Following several setbacks, including the cancellation of Life By You and the challenging launch of Cities: Skylines 2, Paradox Interactive has shared insights into how they plan to move forward with a better understanding of player expectations.
Paradox Interactive Explains Recent Games' Cancellation and Delay
Players Have Expectations, and Some Technical Problems are Hard to Fix
Mattias Lilja, CEO of Cities: Skylines 2 publisher Paradox Interactive, along with CCO Henrik Fahraeus, has discussed the evolving attitudes of players towards game launches. In a recent interview with Rock Paper Shotgun during the company's Media Day, Lilja noted that players now have "higher expectations" and are "less trusting" that developers will resolve issues post-launch.
Reflecting on the troubled release of Cities: Skylines 2 last year, Paradox Interactive is now taking a more meticulous approach to addressing game issues. The company believes that involving players earlier in the development process can significantly improve the final product. "If we could have brought players in to try it on a larger scale, that would have helped," Fahraeus remarked about Cities: Skylines 2, expressing a desire for "a larger degree of openness with players" before future game launches.
In response to these insights, Paradox has decided to indefinitely delay its jail management simulator, Prison Architect 2. "We're pretty confident that the gameplay [of Prison Architect 2] is good," Lilja stated. "But we had quality issues, which means to give the players the game they deserve, we decided to delay it." This decision comes in contrast to the cancellation of their life simulation game, Life By You, which was scrapped due to unmet demands.
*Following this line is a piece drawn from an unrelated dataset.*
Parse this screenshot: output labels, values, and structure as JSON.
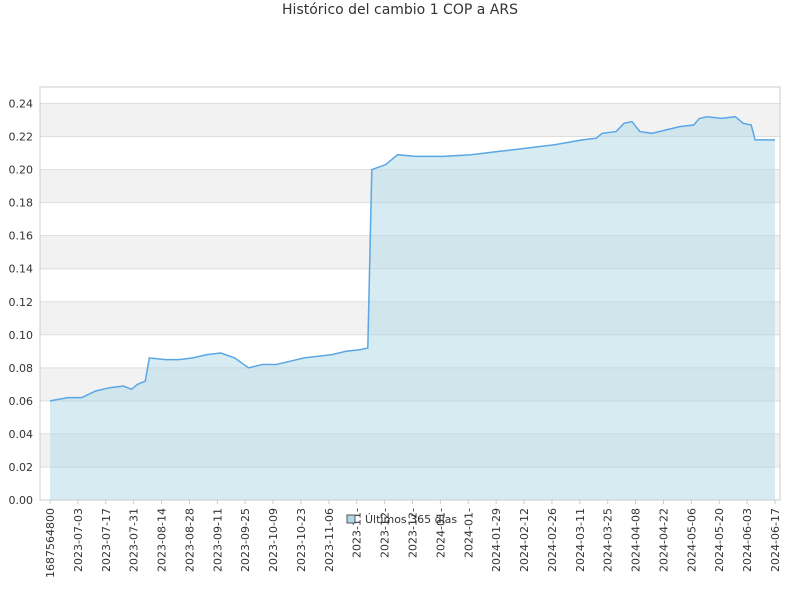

Lilja clarified that the delay of Prison Architect 2 stems from an inability to maintain the desired development pace, rather than the same issues that led to Life By You's cancellation.
"It's not the same kind of bucket of challenges that we had with Life By You, which led to cancellation," he explained. "It's more that we haven't been able to keep the pace that we wanted," adding that some issues have proven "harder to fix than we thought" during peer reviews and user testing.
In the case of Prison Architect 2, the primary concern is "mostly certain technical issues rather than design," Lilja said. "It's more how can we make this technically high-quality enough for a stable release." He further noted that, "It's also based on the fact that we, in all transparency, see that fans right now, with a squeezed budget for games, have higher expectations, and are less accepting that you will fix things over time."
Lilja highlighted the competitive nature of the gaming industry, describing it as a "winner-takes-all type of environment," where players are quick to abandon games that don't meet their expectations. He observed that this trend has become more pronounced over the last two years, based on feedback from Paradox's games and market trends.
The launch of Cities: Skylines 2 last year was marred by significant issues, leading to fan backlash and a joint apology from Paradox and developer Colossal Order. They proposed a "fan feedback summit" and delayed the game's first paid DLC due to performance problems. Meanwhile, Life By You was canceled earlier this year after Paradox concluded that further development would not meet the standards expected by both the company and its community. Lilja admitted that some of the challenges they faced were not fully understood initially, acknowledging, "that's totally on us."